67. A plan satisfying Northern Territory Government requirements and addressing the matters set out in condition 66 will be deemed to have been submitted and approved by the Minister.
260 The consequence of these four conditions is that: condition 64 deals with construction and operation of the handling facility; condition 65 deals with transport and loading; condition 66 deals with potential impacts or effects during the construction and operational phases; and condition 67 requires the relevant plan design to achieve the specifications of condition 66 according to "Northern Territory Government requirements".
261 Condition 64 applies to the transportation, construction and operation of the port, "as described in the EIS".
262 It is clear from condition 64 that, during the transportation phase and in the construction and operation of the port, members of the public and non-human biota must not be exposed to radioactive releases above the dose limits recommended in the Code of Practice for Radiation Protection and Radioactive Waste Management in Mining and Mineral Processing (condition 64(b)).
263 By condition 65, transport and loading must use a "no release containment system" according to the nominated Code of Practice.
264 In this context, it cannot be said that condition 66 lacks any certainty or makes the approval uncertain or leaves for later assessment an as-yet-undescribed activity. Rather, construction must be according to a plan consistent with the laws of the Territory and the relevant code of practice, and which has been approved by the Minister.
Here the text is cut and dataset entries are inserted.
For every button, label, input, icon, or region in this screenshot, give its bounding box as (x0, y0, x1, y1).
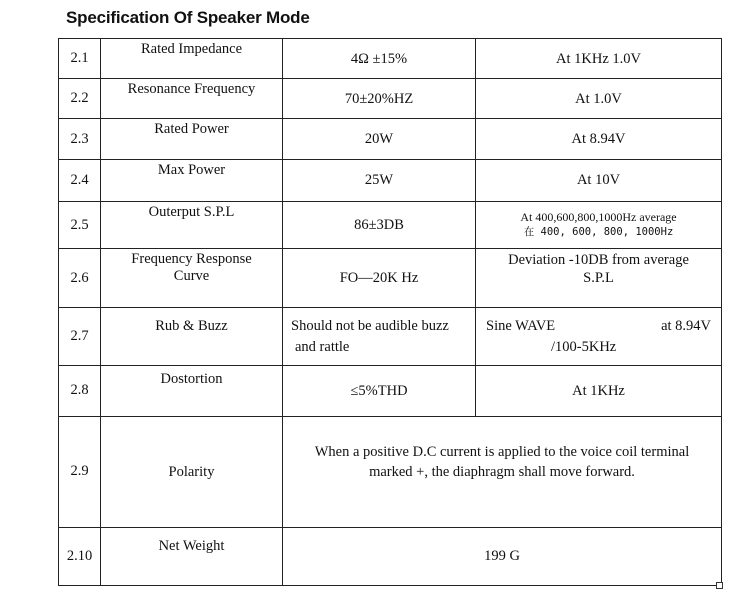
parameter-name: Outerput S.P.L (101, 201, 283, 248)
parameter-value (283, 308, 476, 365)
value-line: marked +, the diaphragm shall move forward. (369, 464, 635, 481)
parameter-value (283, 417, 722, 528)
parameter-value: 86±3DB (283, 201, 476, 248)
parameter-name-line: Frequency Response (131, 251, 252, 268)
table-row (59, 39, 722, 79)
row-number: 2.6 (59, 249, 101, 308)
row-number: 2.7 (59, 308, 101, 365)
row-number: 2.10 (59, 527, 101, 585)
table-row (59, 365, 722, 416)
resize-handle (716, 582, 723, 589)
condition-line: 在 400, 600, 800, 1000Hz (523, 226, 674, 238)
value-line: When a positive D.C current is applied to the voice coil terminal (314, 444, 690, 461)
condition-frequency: /100-5KHz (551, 339, 617, 356)
parameter-name: Rated Impedance (101, 39, 283, 79)
test-condition (476, 308, 722, 365)
parameter-name: Net Weight (101, 527, 283, 585)
parameter-name: Rub & Buzz (101, 308, 283, 365)
row-number: 2.8 (59, 365, 101, 416)
test-condition: At 8.94V (476, 119, 722, 159)
table-row (59, 201, 722, 248)
parameter-value: 20W (283, 119, 476, 159)
row-number: 2.9 (59, 417, 101, 528)
condition-line: At 400,600,800,1000Hz average (520, 210, 677, 224)
parameter-name: Resonance Frequency (101, 79, 283, 119)
test-condition: At 1KHz 1.0V (476, 39, 722, 79)
spec-table (58, 38, 722, 586)
table-row (59, 79, 722, 119)
test-condition (476, 201, 722, 248)
test-condition (476, 249, 722, 308)
parameter-value: 199 G (283, 527, 722, 585)
parameter-value: 4Ω ±15% (283, 39, 476, 79)
parameter-value: FO—20K Hz (283, 249, 476, 308)
parameter-name (101, 249, 283, 308)
table-row (59, 119, 722, 159)
row-number: 2.1 (59, 39, 101, 79)
value-line: and rattle (295, 338, 350, 355)
row-number: 2.5 (59, 201, 101, 248)
row-number: 2.3 (59, 119, 101, 159)
parameter-value: 70±20%HZ (283, 79, 476, 119)
parameter-name: Dostortion (101, 365, 283, 416)
row-number: 2.4 (59, 159, 101, 201)
condition-line: S.P.L (583, 270, 614, 287)
parameter-name-line: Curve (173, 268, 210, 285)
parameter-value: 25W (283, 159, 476, 201)
document-title: Specification Of Speaker Mode (66, 8, 310, 27)
parameter-name: Polarity (101, 417, 283, 528)
value-line: Should not be audible buzz (291, 317, 449, 334)
test-condition: At 1.0V (476, 79, 722, 119)
parameter-value: ≤5%THD (283, 365, 476, 416)
condition-waveform: Sine WAVE (486, 318, 556, 335)
test-condition: At 10V (476, 159, 722, 201)
row-number: 2.2 (59, 79, 101, 119)
parameter-name: Max Power (101, 159, 283, 201)
table-row (59, 159, 722, 201)
table-row (59, 308, 722, 365)
condition-line: Deviation -10DB from average (508, 252, 689, 269)
test-condition: At 1KHz (476, 365, 722, 416)
parameter-name: Rated Power (101, 119, 283, 159)
table-row (59, 417, 722, 528)
condition-voltage: at 8.94V (661, 318, 711, 335)
table-row (59, 249, 722, 308)
table-row (59, 527, 722, 585)
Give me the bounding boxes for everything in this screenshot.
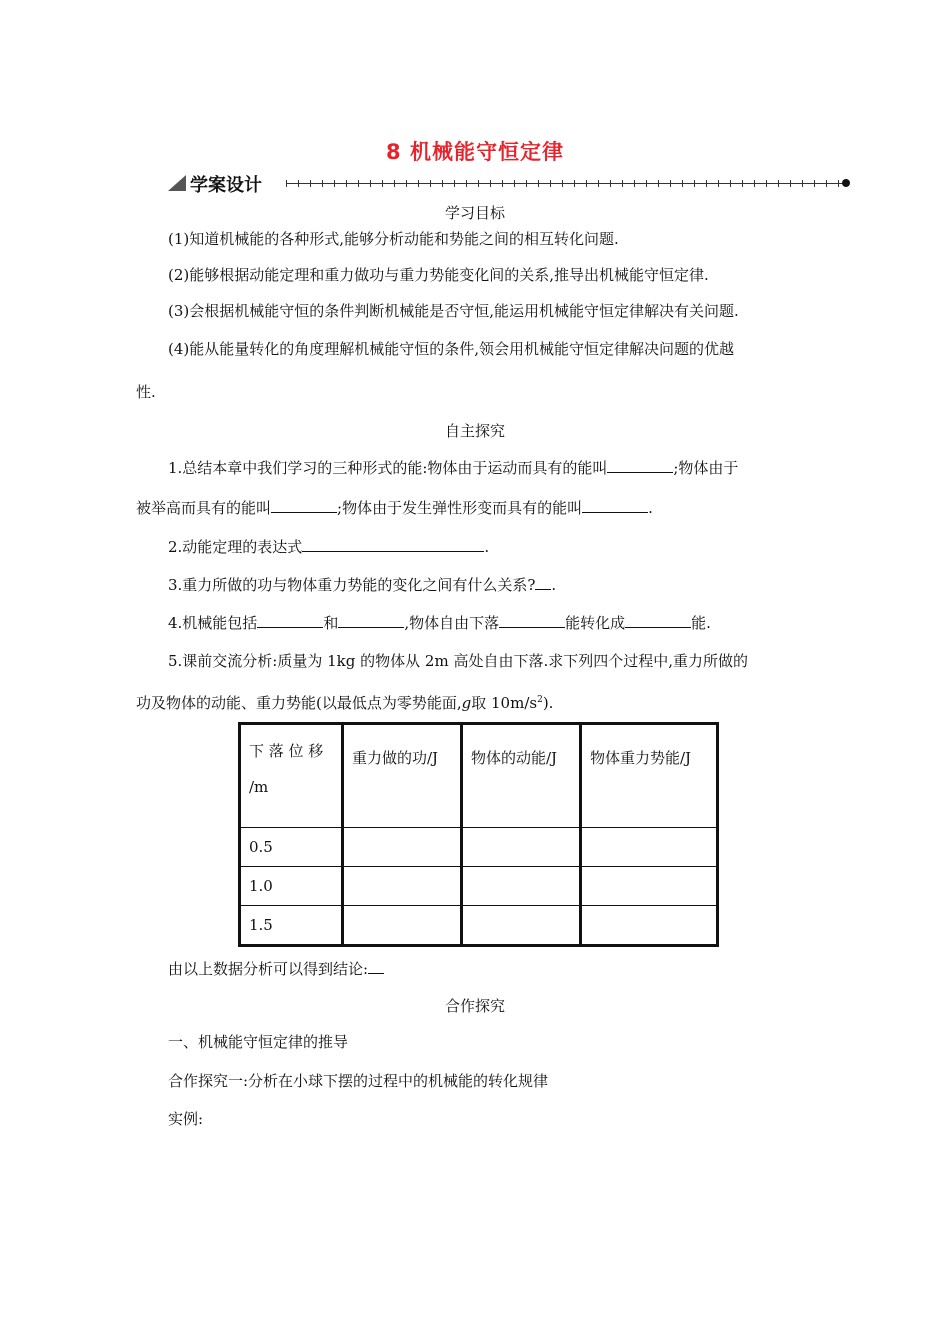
banner-rule [286,183,844,184]
page-title: 8 机械能守恒定律 [386,140,564,164]
table-row [240,867,718,906]
question-1-line2 [136,496,786,519]
heading-cooperative-study: 合作探究 [444,997,505,1015]
table-cell[interactable] [581,906,718,946]
goal-item: (2)能够根据动能定理和重力做功与重力势能变化间的关系,推导出机械能守恒定律. [168,266,709,284]
answer-blank[interactable] [582,496,648,513]
answer-blank[interactable] [607,456,673,473]
goal-item: (4)能从能量转化的角度理解机械能守恒的条件,领会用机械能守恒定律解决问题的优越 [168,340,735,358]
q3-text: 3.重力所做的功与物体重力势能的变化之间有什么关系? [168,576,536,594]
q1-text: . [648,499,653,517]
table-cell: 1.5 [240,906,343,946]
answer-blank[interactable] [625,611,691,628]
subheading: 合作探究一:分析在小球下摆的过程中的机械能的转化规律 [168,1072,549,1090]
table-cell: 0.5 [240,828,343,867]
answer-blank[interactable] [535,573,551,590]
answer-blank[interactable] [257,611,323,628]
table-header-cell: 重力做的功/J [343,724,462,828]
answer-blank[interactable] [302,535,484,552]
table-header-cell: 物体的动能/J [462,724,581,828]
q1-text: 被举高而具有的能叫 [136,499,272,517]
goal-item: 性. [136,383,156,401]
triangle-icon [168,175,186,191]
table-cell[interactable] [343,828,462,867]
q1-text: 1.总结本章中我们学习的三种形式的能:物体由于运动而具有的能叫 [168,459,608,477]
question-2 [168,535,818,558]
goal-item: (3)会根据机械能守恒的条件判断机械能是否守恒,能运用机械能守恒定律解决有关问题. [168,302,739,320]
table-cell[interactable] [581,867,718,906]
q5-text: ). [542,694,554,712]
q5-g-symbol: g [461,694,472,712]
banner-label: 学案设计 [190,175,262,196]
example-label: 实例: [168,1110,204,1128]
q2-text: . [484,538,490,556]
q4-text: 和 [323,614,339,632]
answer-blank[interactable] [271,496,337,513]
question-5-line2 [136,689,786,714]
header-line: 下 落 位 移 [249,742,324,760]
table-cell[interactable] [462,828,581,867]
banner-end-dot [842,179,850,187]
q5-superscript: 2 [537,695,543,705]
table-cell[interactable] [462,867,581,906]
table-cell[interactable] [462,906,581,946]
q5-text: 取 10m/s [471,694,538,712]
table-cell[interactable] [343,906,462,946]
q3-text: . [551,576,557,594]
section-banner [168,170,852,198]
question-1-line1 [168,456,818,479]
table-cell[interactable] [343,867,462,906]
answer-blank[interactable] [368,957,384,974]
q1-text: ;物体由于发生弹性形变而具有的能叫 [337,499,583,517]
q4-text: 4.机械能包括 [168,614,258,632]
q1-text: ;物体由于 [673,459,739,477]
q2-text: 2.动能定理的表达式 [168,538,303,556]
conclusion-line [168,957,818,980]
q4-text: ,物体自由下落 [404,614,500,632]
data-table [238,722,719,947]
table-row [240,906,718,946]
question-3 [168,573,818,596]
goal-item: (1)知道机械能的各种形式,能够分析动能和势能之间的相互转化问题. [168,230,619,248]
heading-self-study: 自主探究 [444,422,505,440]
table-row [240,828,718,867]
answer-blank[interactable] [338,611,404,628]
table-header-cell: 物体重力势能/J [581,724,718,828]
table-header-cell [240,724,343,828]
q4-text: 能. [691,614,711,632]
q5-text: 功及物体的动能、重力势能(以最低点为零势能面, [136,694,462,712]
heading-learning-goals: 学习目标 [444,204,505,222]
header-line: /m [249,778,269,796]
answer-blank[interactable] [499,611,565,628]
q4-text: 能转化成 [565,614,626,632]
conclusion-text: 由以上数据分析可以得到结论: [168,960,369,978]
question-4 [168,611,818,634]
table-cell: 1.0 [240,867,343,906]
subheading: 一、机械能守恒定律的推导 [168,1033,349,1051]
question-5-line1: 5.课前交流分析:质量为 1kg 的物体从 2m 高处自由下落.求下列四个过程中,重力所做的 [168,652,748,670]
table-cell[interactable] [581,828,718,867]
table-header-row [240,724,718,828]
The condition in effect regulates construction of the approved activity which has been identified as carrying with it environmental risk.
265 The fact that the Minister can require revisions to the plan under condition 87, for example, would also appear to ensure Ministerial oversight of the entire plan approval process in any event and enable any adjustments as may be necessary from a continuing management perspective.
266 Contrary to the appellant's submission, condition 66 is not like condition 71. Condition 71 proposes an approval regime in respect of an activity generally which, while described, is potentially not in respect of any particular alignment or location. Condition 66 lacks this feature. The Port of Darwin area to which the construction and operation conditions apply, is clearly described in the EIS.
267 It should also be said in passing that the loose language in condition 67 in relation to the "Northern Territory Government requirements" may be contrasted with condition 62 which relevantly refers to "State requirements" without any reference to "Government". "State requirements", as noted above, plainly are limited to those imposed by State law. The expression "Northern Territory Government requirements" should be similarly construed.
268 Finally, as noted above, by this appeal ground the appellant presses for a finding of invalidity of the approval having regard to the totality of the conditions. In circumstances, however, where the individual conditions impugned do not disclose that the approval is uncertain or that it was beyond the power of the Minister to impose the relevant conditions (with the exception of condition 71), it is difficult to draw a conclusion from a suggested separate overall or "totality" analysis, that the conditions when read together make the approval uncertain, or that the conditions collectively are beyond the Minister's power to impose conditions, or that the approval power remains unexercised or may possibly result in the approval of an activity not referred under the EPBC Act, or that the approval lacks finality when the conditions are collectively considered.
269 In the result, save for condition 71 which should be severed from the approval granted, the second proposition also fails.